The problem is that renewables can be done by a lot smaller companies then fossil fuels. Solar can be done by a family on the roof rather easily. Wind turbines cost 3million per piece, so very possible investment for a farmer, small company and the like.
Fossil fuel power plants are a lot more expensive hence competition is smaller. We are easily talking 100million and more per plant. Large pipelines, refineries and oil or gas field developments easily cost over a billion. That keeps out competition. Not to mention oil having the largest cartel in the world backing it.
poVoq@slrpnk.net 3 days ago
Ok, lots to unpack in this video, but the primary issue is that it is highly US centric and doesn’t apply very well to other large electricity markets like the EU.
Here in the EU there is already a very high percentage of renewable electricity generation, often exceeding 70% of the total.
But we have hit a wall not because of too much competition or low profitability, but the exact opposite.

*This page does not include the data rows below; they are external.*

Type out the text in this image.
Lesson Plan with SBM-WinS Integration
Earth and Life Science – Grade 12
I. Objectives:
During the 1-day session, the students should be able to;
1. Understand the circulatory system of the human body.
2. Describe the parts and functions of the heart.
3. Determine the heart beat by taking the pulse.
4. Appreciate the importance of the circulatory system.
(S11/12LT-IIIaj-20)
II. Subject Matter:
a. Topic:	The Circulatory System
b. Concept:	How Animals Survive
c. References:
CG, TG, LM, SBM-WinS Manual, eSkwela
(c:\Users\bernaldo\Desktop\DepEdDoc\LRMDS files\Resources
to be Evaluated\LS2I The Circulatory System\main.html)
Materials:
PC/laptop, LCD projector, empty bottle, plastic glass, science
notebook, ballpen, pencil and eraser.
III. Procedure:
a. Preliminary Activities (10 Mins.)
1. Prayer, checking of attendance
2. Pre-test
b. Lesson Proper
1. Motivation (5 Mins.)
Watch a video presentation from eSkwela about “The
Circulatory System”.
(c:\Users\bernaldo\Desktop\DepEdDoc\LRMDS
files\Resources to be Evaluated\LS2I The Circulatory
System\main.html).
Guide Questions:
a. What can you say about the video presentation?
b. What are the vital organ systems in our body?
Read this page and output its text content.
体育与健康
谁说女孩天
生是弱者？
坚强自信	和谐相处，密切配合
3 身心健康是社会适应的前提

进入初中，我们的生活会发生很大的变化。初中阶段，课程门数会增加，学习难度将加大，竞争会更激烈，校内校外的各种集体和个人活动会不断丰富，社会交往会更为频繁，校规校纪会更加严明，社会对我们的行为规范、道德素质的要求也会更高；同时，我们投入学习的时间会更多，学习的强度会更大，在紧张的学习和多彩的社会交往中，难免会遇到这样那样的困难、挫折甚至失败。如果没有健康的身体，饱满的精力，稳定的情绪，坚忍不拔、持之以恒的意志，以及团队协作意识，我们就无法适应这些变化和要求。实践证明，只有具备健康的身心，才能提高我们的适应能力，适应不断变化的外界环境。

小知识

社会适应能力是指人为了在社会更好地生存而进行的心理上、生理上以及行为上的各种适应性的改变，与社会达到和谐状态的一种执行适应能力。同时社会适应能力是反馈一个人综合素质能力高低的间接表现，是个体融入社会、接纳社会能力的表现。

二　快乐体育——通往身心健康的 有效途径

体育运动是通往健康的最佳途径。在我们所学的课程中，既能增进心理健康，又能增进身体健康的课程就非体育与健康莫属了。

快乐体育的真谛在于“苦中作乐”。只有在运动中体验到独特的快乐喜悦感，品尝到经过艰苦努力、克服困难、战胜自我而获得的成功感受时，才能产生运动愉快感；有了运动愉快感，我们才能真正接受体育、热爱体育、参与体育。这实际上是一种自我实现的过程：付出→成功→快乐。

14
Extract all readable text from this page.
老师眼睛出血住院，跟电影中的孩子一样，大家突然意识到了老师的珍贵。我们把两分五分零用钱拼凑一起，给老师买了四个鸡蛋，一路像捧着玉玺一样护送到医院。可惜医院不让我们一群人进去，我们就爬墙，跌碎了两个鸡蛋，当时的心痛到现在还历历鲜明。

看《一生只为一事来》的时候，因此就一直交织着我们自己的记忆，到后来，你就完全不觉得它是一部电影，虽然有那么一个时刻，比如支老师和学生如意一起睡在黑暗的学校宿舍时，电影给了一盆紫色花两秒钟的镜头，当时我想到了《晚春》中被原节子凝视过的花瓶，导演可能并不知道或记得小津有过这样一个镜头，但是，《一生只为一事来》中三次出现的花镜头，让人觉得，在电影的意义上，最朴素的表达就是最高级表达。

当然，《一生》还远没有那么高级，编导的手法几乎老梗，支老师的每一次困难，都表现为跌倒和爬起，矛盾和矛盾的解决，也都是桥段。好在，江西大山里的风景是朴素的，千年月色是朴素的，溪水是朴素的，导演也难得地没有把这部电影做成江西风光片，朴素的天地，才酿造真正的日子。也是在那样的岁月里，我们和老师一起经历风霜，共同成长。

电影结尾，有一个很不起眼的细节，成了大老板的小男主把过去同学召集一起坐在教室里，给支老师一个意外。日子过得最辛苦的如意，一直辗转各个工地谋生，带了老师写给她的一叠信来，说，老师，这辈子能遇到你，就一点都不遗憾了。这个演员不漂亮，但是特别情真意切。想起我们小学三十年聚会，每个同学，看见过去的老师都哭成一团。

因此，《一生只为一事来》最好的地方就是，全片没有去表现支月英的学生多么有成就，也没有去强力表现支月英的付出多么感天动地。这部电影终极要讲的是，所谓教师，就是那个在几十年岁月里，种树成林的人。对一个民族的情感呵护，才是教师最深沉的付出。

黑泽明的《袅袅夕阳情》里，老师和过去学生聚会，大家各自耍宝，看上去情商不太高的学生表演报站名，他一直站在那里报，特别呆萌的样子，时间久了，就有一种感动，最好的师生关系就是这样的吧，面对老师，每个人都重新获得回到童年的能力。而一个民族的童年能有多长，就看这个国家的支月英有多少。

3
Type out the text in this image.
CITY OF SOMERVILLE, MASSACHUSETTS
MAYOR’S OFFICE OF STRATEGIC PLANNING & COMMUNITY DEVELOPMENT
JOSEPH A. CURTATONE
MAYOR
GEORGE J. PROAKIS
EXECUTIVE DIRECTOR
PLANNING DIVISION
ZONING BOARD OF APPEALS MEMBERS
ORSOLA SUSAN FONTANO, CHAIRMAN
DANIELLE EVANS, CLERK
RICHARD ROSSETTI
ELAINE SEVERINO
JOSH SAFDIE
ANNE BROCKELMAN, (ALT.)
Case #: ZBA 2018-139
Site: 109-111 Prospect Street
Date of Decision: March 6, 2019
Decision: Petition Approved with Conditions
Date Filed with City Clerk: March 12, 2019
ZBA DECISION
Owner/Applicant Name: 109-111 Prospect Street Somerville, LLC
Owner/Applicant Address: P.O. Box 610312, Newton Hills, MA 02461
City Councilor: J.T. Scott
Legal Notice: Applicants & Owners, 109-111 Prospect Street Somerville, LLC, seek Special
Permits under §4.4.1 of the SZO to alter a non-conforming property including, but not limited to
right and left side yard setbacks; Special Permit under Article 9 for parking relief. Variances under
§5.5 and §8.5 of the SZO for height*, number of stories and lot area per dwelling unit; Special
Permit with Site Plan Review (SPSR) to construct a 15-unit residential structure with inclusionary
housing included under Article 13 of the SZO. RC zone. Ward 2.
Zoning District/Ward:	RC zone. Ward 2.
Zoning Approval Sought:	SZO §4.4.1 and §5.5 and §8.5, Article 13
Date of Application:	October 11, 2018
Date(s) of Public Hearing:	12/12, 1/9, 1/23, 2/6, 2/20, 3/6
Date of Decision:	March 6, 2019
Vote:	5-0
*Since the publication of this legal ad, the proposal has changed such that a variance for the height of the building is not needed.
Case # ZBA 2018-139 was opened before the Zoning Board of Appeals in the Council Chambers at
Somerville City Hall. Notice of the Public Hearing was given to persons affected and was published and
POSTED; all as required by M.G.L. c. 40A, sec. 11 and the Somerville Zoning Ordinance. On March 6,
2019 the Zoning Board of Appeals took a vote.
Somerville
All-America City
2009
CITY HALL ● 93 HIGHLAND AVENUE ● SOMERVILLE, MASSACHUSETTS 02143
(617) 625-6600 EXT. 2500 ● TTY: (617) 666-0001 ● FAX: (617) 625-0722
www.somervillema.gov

In the EU the power generation is primarily owned by a few large companies, basically an oligopol. These own both large renewable and fossile fuel plants.
The video is correct in how it describes how electricity spot markets function, but has a blind spot in how it can be gamed if a few large companies conspire in keeping the electricity a mix.
By ensuring the demand is rarely fully covered with cheap renewables, but rather keeping a few expensive to run gas-fired plants in the mix, they can collect the price for the gas powered electricity even for the cheap renewables and thus make record profits as long as they keep the market captured like that.
As a result electricity prices for private and industrial consumers are high, despite a large percentage of cheap renewables, and this is a huge barrier for the much larger non-electricity energy consumption sector to electrify.
ujeenator@lemm.ee 3 days ago
poVoq@slrpnk.net 3 days ago
Yanis Varoufakis has done a few interviews and videos on the topic which you can find on YouTube.
Some large industries are doing that, yes. But due to very low gas prices until 2022, much of the industry has slept on the issue and now with general economic headwinds are not necessarily prioritizing such investments due to other bigger problems.
ericjmorey@lemmy.world 3 days ago
I’m EU subsidized solar more that the US did.